How should we Rotarians and community members in the north country respond to all these needs? We hear some political leaders say "build a bigger wall on the border and send all these needy people away. Their needs should not be our worry." The fact is that the militarization of the US/Mexico border actually has INCREASED the number of undocumented workers in the US since the late 1980's. US tax dollars now fund a $74 billion private prison industry that employs 800,000 people and locks up migrants, most of who are not violent criminals. The US Border Patrol employs an additional 21,000 workers, and 63,000 undoumented people are imprisoned while awaiting trial. Each person held in detention costs US taxpayers $55,000 per year. It appears to be in the USA's own interest to consider the needs of the people who live south of the border. What needs of the people who grow and pick my coffee, bananas, and palms and who sew my clothes might be served in a way that enhances their lives in their own country?

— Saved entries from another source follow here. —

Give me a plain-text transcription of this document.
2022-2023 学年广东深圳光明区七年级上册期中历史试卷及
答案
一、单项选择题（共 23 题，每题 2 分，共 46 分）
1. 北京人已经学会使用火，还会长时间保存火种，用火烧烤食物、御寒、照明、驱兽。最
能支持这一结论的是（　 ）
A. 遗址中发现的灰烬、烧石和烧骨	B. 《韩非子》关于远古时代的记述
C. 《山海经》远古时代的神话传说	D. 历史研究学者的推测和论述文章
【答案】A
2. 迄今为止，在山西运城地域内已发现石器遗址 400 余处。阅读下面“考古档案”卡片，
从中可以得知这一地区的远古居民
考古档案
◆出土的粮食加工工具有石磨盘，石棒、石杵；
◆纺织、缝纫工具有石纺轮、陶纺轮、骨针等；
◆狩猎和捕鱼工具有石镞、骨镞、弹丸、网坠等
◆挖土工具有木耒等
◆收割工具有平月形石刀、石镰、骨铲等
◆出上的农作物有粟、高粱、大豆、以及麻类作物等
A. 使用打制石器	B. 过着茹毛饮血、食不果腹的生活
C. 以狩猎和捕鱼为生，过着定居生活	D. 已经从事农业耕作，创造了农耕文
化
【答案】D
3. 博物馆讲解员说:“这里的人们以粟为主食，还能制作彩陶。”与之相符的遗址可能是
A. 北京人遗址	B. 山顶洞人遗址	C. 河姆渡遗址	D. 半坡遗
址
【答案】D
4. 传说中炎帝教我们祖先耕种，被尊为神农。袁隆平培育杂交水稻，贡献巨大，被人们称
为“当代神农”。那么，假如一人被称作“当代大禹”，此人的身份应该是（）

All the requests that the Santa Barbara people laid before us are legitimate needs, but the needs are greater than the limited resources that the Latin America Rotary Aid (LARA) program has. At the end of the afternoon, LARA held its annual meeting at our hotel. The participants agreed that we need to set priorities. Somehow, we should look for synergies among projects, and we should explore if there are matching grants that might expand the amount of resources available for a project. That will be part of our homework as we plan next year's service. One LARA member asked if we could enhance the welding program and the wood shop program at the technical college and provide funds for the students to make desks for the students at Ilama. Another asked if we could obtain matching grants through the Rotary Foundation's Vocational Training Team program. The Rotary Foundation will not provide funds to repair leaky roofs, however. We have lots of questions to answer before we can assure donors that their funds will best serve the needs this area faces.

Friday, March 4, 2016

A Very Long Day - Monte Cristo

We worked in a remote mountain village -- Monte Cristo (N 15.12654, W088.301259). We travelled for about 10k on a winding, narrow dirt road up and down hillsides. The community people were already at work when we arrived. The old roof was off, and men were welding metal braces to the angle-iron rafters. 45 school kids were crammed into a tiny school room. We passed out school supplies and then started to work. I'll give more details later.

When we returned to Santa Barbara, two men were waiting to ask Steve and me to go on a tour of one of the public high schools "collegio technico" in Santa Barbara. It was late when we returned, and I fell into bed. I will have to download photos and write more details after the work in El Guineal today and the Santa Barbara Rotary meeting tonight.